There is that old maxim that you never know what you’ve got until it’s gone. Apparently Harry Allen (Chris Cooper) has never heard this or he discounts it out of hand thinking that this saying pertains to others, not him. You see, his situation is unique. He has a lovely wife, Pat (Patricia Clarkson), who helps him run their tidy suburban home and plays the role of faithful wife at every turn. Problem is she’s a bit too sexual for Harry. While she equates the act with the feeling of love, he would like a deeper, emotional connection she simply can’t provide. Harry, however, thinks he’s found just that with Kay (Rachel McAdams). Though much younger than him, he thinks he’s found true love with this wonderful woman with the only hurdle between them being his pesky wife. Harry’s solution to this is quite simple – he decides to kill Pat, knowing that there is no way she’ll survive the ordeal of a divorce and reasoning that “I can’t stand to see anyone suffer.”
So it goes in Ira Sachs’ Married Life, a homage to the films of Douglas Sirk mixed in with a dash of Double Indemnity and a whole passel of disdain for hypocrites everywhere.

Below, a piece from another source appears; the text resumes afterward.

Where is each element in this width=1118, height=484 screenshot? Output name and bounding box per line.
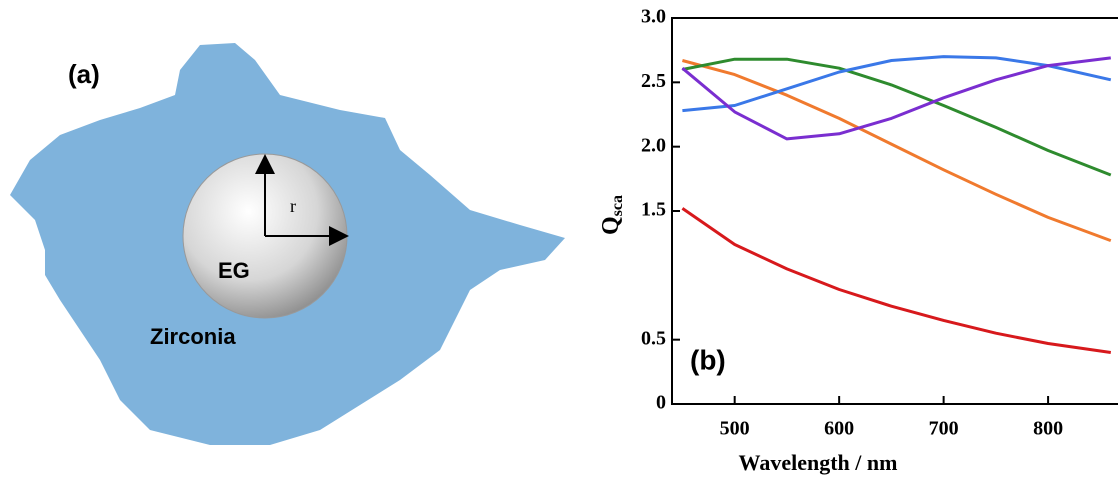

Set in 1949, the director along with his co-writer Oren Moverman have adapted John Bingham’s novel Five Roundabouts to Heaven, to show the underbelly of post-war suburban paradise. This is hardly an original premise but the story contains just enough twists and turns to keep you interested and intriguing, flawed characters who share the same common tiny hopes and dreams that American has promised them. It is their struggle in dealing with the discovery that this is all an illusion that makes the film intriguing.

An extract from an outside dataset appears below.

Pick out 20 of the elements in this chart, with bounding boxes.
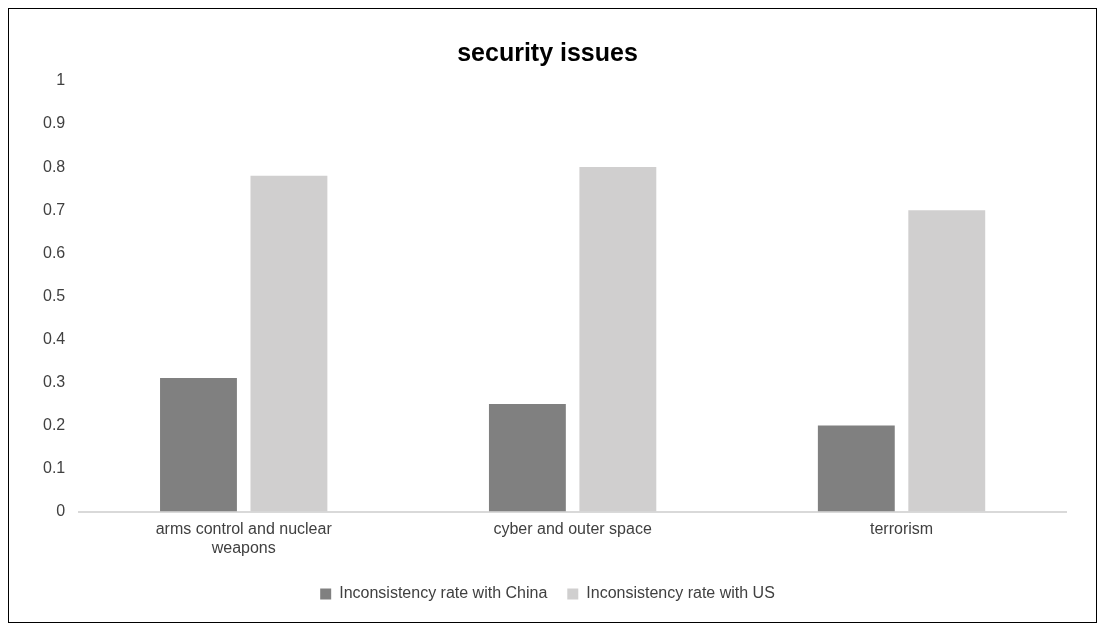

A wrinkle immediately rears its ugly head once Harry confides to his best friend Richard (Pierce Brosnon) that he has met someone else. Upon seeing Kay himself, Richard immediately wants her and knows that he’d be willing to sacrifice his friendship for her. Unbeknownst to Harry, his buddy starts to woo his girl on the side, attention that the young widow interprets initially as simple friendship, as he plots out how to end his marriage, flirting with the idea of telling Kay the truth, only to decide on killing her after conveniently meeting a hitchhiker who puts a fatal idea in his head.

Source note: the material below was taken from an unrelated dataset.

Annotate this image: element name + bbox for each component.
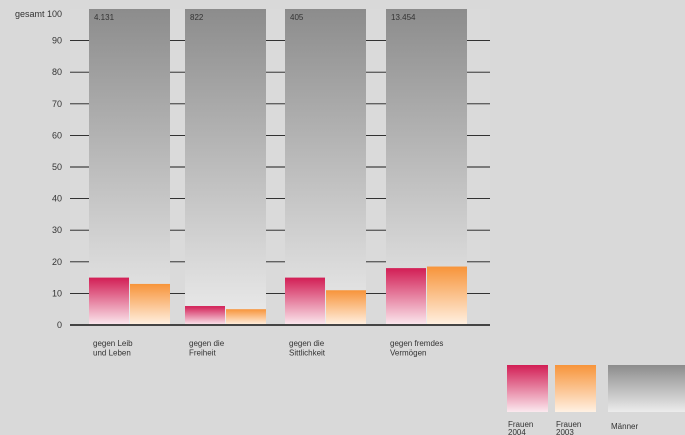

In recounting the plot, the film sounds like nothing more than an overwrought soap opera. As presented by Sachs and his cast, however, many nuances emerge and the film winds up being a moralistic character study rather than a lurid film noir. Each of the characters is conflicted and their states of mind are all plausible and sympathetic. Kay, whose husband died in the war, maintains a degree of innocence despite her experiences and sees in Harry the stability she’s been conditioned to value. Pat is a woman out of time whose sexual appetites are misunderstood by herself, society and her husband. Meanwhile, Richard may be seen as a cad for zeroing in on Kay but we see that he is a man who’s had so many women that he can tell that what he feels for her is genuine and worth risking a friendship over. And while it is hard to sympathize with a potential murderer, we wind up sympathizing with Harry, as in the end he is going through nothing more than a mid-life crisis, a condition he to is at a loss to explain or understand.
The strong cast is able to plumb the wide variety of emotions these characters go through and with the long list of accomplishments they possess, this comes as no surprise. It bears noting, however, that Cooper is exceptional here, running the gamut of emotions from disdain, depression and worry to elation, hope and peace. You won't find a better screen performance this year.
In the end, Married Life does not wind up where you might expect, though the logic it employs to get there is narratively sound. What begins as a tale of despair and death set against a false façade winds up being a story of rejuvenation and redemption in a suddenly vibrant landscape. This film isn’t so much about love that is lost but passion that is found.